Поднимаюсь к себе и, когда вставляю ключ в замочную скважину, слышу, что у меня в комнате звонит-заливается телефон. Задерживаюсь на мгновение, раздумываю, хочу ли я сейчас говорить с кем-нибудь, чувствую, что не хочу, совершенно никакого желания, и потребность... Но тут же распахиваю дверь и бегу в комнату к тому месту, где стоит телефонный аппарат, стараясь только не наткнуться в темноте на попадающуюся мне по дороге мебель. Когда хватаю трубку, звонок еще продолжается, но подношу ее к уху и слышу только длинный, безжизненный, непрерывный гудок. Слава Богу. Или - черт побери. Стоило же так спешить. С чувствами одновременно разочарования и облегчения кладу трубку на рычажки, возвращаюсь обратно в прихожую, зажигая везде свет, запираю дверь. Стаскиваю с себя плащ, бросаю его где-то и снова иду в комнату. Гаснет. Отблески оливковых озарений. На виду.

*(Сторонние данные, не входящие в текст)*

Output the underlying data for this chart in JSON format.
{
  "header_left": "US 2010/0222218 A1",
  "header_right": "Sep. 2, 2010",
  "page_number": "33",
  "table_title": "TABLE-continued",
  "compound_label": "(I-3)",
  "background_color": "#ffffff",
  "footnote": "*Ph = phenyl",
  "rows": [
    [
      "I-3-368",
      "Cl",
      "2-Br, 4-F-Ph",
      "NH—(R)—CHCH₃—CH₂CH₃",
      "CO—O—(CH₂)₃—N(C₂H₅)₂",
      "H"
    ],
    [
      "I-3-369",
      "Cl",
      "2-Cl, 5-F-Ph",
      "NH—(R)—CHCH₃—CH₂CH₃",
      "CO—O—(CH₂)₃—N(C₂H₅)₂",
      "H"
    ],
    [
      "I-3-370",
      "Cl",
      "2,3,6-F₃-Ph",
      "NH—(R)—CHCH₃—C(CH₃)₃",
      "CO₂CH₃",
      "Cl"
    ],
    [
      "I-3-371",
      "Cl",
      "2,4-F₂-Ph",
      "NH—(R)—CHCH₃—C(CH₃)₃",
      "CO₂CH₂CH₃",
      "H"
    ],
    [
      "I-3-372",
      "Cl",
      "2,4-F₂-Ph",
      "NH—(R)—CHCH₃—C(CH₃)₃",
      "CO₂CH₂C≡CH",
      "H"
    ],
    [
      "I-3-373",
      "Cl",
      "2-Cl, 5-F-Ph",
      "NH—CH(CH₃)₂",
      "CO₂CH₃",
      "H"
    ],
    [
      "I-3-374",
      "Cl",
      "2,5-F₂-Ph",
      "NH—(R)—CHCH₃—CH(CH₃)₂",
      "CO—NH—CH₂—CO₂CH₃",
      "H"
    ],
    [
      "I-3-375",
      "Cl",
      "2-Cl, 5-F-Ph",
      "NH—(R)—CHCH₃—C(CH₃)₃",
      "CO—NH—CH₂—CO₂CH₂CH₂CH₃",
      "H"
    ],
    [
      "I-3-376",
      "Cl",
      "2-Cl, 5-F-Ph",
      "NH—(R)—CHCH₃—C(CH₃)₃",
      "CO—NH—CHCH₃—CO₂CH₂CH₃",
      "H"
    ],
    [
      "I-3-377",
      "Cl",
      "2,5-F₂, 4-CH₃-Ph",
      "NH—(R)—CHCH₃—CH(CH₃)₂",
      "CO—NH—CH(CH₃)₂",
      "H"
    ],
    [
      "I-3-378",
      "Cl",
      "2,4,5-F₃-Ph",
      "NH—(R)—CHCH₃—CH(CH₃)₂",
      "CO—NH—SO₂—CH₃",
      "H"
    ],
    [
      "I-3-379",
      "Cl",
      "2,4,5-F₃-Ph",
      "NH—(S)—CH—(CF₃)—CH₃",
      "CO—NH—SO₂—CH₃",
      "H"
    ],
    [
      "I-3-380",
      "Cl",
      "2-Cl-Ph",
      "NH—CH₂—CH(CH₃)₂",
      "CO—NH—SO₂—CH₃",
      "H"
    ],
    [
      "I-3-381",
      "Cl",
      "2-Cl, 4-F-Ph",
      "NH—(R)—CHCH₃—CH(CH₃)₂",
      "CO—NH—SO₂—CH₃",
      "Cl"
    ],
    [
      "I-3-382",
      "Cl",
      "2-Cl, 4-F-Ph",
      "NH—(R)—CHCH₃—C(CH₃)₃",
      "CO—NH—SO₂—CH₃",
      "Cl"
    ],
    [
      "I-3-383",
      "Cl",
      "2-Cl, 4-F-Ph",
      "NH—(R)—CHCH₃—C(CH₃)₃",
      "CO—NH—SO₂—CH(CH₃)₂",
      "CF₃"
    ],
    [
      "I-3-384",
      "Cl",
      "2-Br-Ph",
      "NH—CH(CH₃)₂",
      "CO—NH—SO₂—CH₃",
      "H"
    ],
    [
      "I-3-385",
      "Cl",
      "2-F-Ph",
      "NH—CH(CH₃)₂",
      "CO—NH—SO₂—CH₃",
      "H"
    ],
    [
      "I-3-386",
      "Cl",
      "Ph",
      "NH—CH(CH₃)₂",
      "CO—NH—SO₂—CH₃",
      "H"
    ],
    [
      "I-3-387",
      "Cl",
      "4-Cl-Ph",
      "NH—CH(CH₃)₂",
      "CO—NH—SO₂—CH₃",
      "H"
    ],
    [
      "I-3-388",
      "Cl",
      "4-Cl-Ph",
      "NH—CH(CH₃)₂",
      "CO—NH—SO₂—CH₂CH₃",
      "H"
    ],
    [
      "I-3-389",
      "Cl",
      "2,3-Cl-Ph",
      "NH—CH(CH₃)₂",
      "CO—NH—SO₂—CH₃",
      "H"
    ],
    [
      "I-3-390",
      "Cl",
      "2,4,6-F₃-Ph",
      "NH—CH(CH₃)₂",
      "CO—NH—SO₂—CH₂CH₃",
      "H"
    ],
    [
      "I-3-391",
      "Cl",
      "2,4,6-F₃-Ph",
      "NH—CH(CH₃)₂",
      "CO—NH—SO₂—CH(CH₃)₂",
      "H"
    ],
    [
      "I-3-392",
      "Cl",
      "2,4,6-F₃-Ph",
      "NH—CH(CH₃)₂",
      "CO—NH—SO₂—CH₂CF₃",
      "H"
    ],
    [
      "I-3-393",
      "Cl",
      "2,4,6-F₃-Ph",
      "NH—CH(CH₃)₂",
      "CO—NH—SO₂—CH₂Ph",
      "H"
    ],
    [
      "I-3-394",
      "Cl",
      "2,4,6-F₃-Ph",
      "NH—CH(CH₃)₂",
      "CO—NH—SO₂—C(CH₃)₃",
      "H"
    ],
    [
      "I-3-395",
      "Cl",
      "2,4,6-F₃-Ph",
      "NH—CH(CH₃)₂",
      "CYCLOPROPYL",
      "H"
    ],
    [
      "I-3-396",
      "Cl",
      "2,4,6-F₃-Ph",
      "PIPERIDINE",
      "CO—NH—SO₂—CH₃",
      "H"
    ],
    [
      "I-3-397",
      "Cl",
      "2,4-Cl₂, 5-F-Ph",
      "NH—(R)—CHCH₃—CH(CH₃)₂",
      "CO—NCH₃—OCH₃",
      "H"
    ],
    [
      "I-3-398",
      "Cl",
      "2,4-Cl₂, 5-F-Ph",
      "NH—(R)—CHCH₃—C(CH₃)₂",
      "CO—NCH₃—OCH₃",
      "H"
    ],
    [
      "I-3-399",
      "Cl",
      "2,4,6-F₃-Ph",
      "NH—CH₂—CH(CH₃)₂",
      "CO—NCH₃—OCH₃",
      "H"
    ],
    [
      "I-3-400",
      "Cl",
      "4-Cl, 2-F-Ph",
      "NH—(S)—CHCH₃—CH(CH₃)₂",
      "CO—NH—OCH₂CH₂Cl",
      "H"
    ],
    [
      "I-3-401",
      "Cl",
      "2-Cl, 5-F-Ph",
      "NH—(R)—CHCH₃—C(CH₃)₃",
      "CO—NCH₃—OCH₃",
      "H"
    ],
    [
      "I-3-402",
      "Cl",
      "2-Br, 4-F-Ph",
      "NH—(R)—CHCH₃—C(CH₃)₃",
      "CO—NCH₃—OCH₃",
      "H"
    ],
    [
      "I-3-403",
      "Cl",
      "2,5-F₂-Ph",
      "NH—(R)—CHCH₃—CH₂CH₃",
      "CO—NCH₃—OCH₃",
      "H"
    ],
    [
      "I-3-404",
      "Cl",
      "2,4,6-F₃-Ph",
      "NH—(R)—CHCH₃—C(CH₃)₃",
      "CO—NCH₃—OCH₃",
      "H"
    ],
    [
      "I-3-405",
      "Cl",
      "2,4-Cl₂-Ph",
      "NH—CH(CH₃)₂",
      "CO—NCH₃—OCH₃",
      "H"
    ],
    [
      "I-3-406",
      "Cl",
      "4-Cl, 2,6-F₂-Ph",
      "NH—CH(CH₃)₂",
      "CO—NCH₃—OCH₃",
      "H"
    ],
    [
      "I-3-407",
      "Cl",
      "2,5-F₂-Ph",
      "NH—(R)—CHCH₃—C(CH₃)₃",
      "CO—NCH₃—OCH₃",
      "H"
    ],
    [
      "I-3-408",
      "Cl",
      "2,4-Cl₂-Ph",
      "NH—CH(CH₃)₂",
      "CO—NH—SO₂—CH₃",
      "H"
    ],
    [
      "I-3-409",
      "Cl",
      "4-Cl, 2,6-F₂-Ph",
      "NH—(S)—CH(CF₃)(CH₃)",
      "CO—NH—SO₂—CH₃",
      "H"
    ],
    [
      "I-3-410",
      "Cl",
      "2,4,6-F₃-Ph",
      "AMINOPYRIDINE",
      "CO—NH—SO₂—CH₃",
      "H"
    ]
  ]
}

Я уж здесь лет шесть, наверное, по своему произволу и независимости обживаю и обустраиваю этот свой уголок, это логовишко. Это даже и не комната скорее, но гостиная, холл, студия, в углу небольшое полукруглое возвышение, которое, по-видимому, когда-то служило эстрадой, два выходящих в сад окна в потаенной и темной глубине сводчатых ниш, поблизости шведская стенка и иные гимнастические снаряды, напротив - у противоположной стены - пианино и рядом секретер с ворохами рукописей, книг, журналов, которые теперь более всего внедряются в разноголосицу моего увлекающегося сознания, множество фотографий на стенах, гравюрки и литографии работ Кокошки и иных моих любимых австрийцев, дутые кресла, в которых утопаешь с головой, будто в морской волне, - все создает привычный и сладостный беспорядок моего ожесточенно-сознательного, неугомонного, строго размеренного существования.
Мне снова спокойнее, словно только что пробудившемуся после страшного сна, когда свежие утренние впечатления вытесняют собой и заслоняют все тревоги смутного и настораживающего, полузабытого уже сновидения. Но я и разбит, обессилен; бессилие теперь - стоимость спокойствия, или, разумеется, того заменителя его, который я ощущаю в виде пустоты, отсутствия мысли, вымученности и бесцветности ума. Бросаюсь в кресло и минут двадцать сижу без движения и без мысли, ощущая только ритмичное биение одной беззащитной, неутомимой жилки под кожею на боку в том месте, где по случайности лежит моя ладонь. Рассматриваю расставленные на книжных стеллажах небольшие гипсовые головки, деревянные маски и мраморных ангелов, служивших мне когда-то в юности моделями для рисования. У меня до сих пор сохранилось несколько сотен рисунков из того полузабытого времени. Телефонный аппарат уже совершенно забыт, хотя он и существует. Я не смотрю в его сторону. Всякое слово умерло во мне, остановилось. Господи, какая длинная жизнь! Такая длинная, что не успеваешь ее толком и разглядеть. Грохот отрешенности.